Math for Robotics

# Math for Robotics

Disclaimer: The goal is to cover all the relevant concepts in a short, and coherent, way so that the user can explore further. Not on mathematical rigorousness.

#### Space

As under-graduate engineer, the space we use the most are cartesian space, cylindrical and maybe even sphereical. So, we think those spaces are space. It make perfect sense to us(enegineers), but not to Mathematician. In-fact what we have been using are special subset of space. They think space in a more abstract way and they generalise to the extant that in certain a space we can’t measure the distance! e.x.,topological space. A space is set with some structure(constraint) imposed.

The following terms will be used while defining the constraints on various space:

1. Surjective (onto)

If each element of the codomain(T) is mapped to by at least one element of the domain(S).

2. Injective (one-one)

If each element of the codomain(T) is mapped to by at most one element of the domain(S).

3. Bijective

Map that are both injective and bijective.

4. Smoothness

A function with continuous derivatives up to a certain order, say k. Then it is $$C^{k}$$ smooth. If it exist for all positive integers, then is $$C^{\infty}$$ or smooth.

5. Homeomorrphic

A continuous bijective map with contiuous inverse

6. Diffeomorphic

A continuous bijective map with smooth inverse

7. Neighbourhood of a point

A set of points containing that point where one can move some amount in any direction away from that point without leaving the set.

8. Connectedness

A space is connected, if every two point can be connected by a path.

A space is simply-connected, if any two paths connecting the same endpoints can be continuously deformed into other.
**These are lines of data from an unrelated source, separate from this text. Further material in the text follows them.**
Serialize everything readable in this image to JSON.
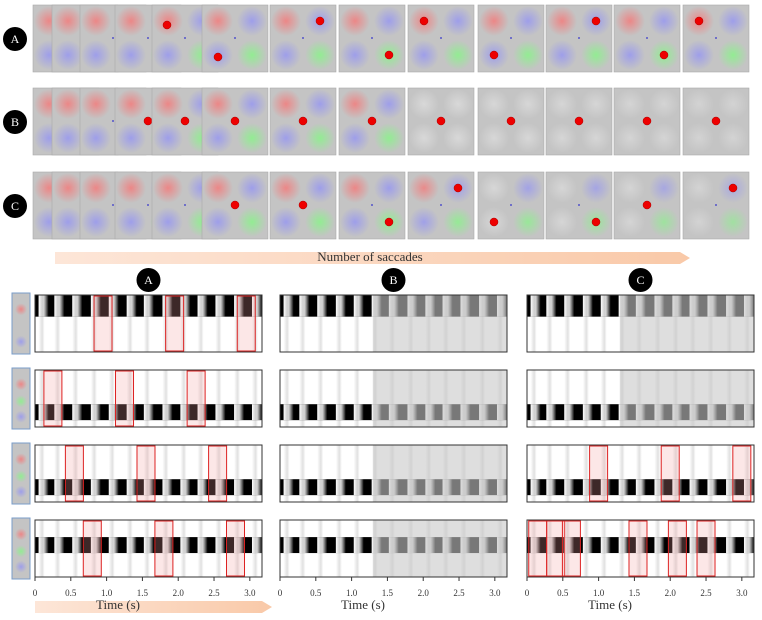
{
  "top": {
    "row_labels": [
      "A",
      "B",
      "C"
    ],
    "arrow_label": "Number of saccades"
  },
  "bottom": {
    "column_labels": [
      "A",
      "B",
      "C"
    ],
    "xlim": [
      0,
      3.17
    ],
    "xticks": [
      0,
      0.5,
      {
        "value": 1,
        "label": "1.0"
      },
      1.5,
      {
        "value": 2,
        "label": "2.0"
      },
      2.5,
      {
        "value": 3,
        "label": "3.0"
      }
    ],
    "xlabel": "Time (s)"
  }
}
In other words every loop can be contracted to a point.

9. Compactness

A space is compact, if we find a finite number of open intervals(open subcover) so that, every element of the space is in at least one of them. Inutuitively it has to be closed and bounded.

#### Topological Space

Let $$S$$ be a set. A set $$O$$ of subset $$S$$ is called topology(and the elements of $$O$$ are called open set), if:

1. Any union of any collection of a open set is a open set.
2. if $$U_1, U_2 \in O,$$ then $$U_1 \cap U_2 \in O$$
3. $$\emptyset \in S$$ and $$S \in O$$

The pair $$(S, O)$$ is called a topological space. When there is no ambiguity about the topology, $$S$$ alone is called the topological space. Every set $$S \setminus U$$, where $$U\in O$$, is called a closed set.

It Formalize the relation of “being near” a point. Qualitative: does not quanity how near.It is a set with the least structure necessary to define the concepts of nearness and continuity. A donut is topologically the same as cup of coffe.

#### Metric space

A metric space is a set X together with a function d (called a metric or “distance function”) which assigns a real number d(x, y) to every pair x, y belongs X satisfying the properties (or axioms):

1. $$d(x, y) \geq 0$$ & $$d(x, y) = 0 \iff x = y$$,
2. $$d(x, y) = d(y, x)$$,
3. $$d(x, y) + d(y, z) \geq d(x, z)$$

#### Manifold

A topological space $$M$$ is a manifold (resp. a smooth maifold) if every point $$x \in M$$ has an open neighborhood homeomorphic (resp. diffeomorphic) to an open ball of $$R^m$$, for some $$m$$ independent of $$x$$. $$m$$ is the dimesnion of the manifold. [refer_jean_claude]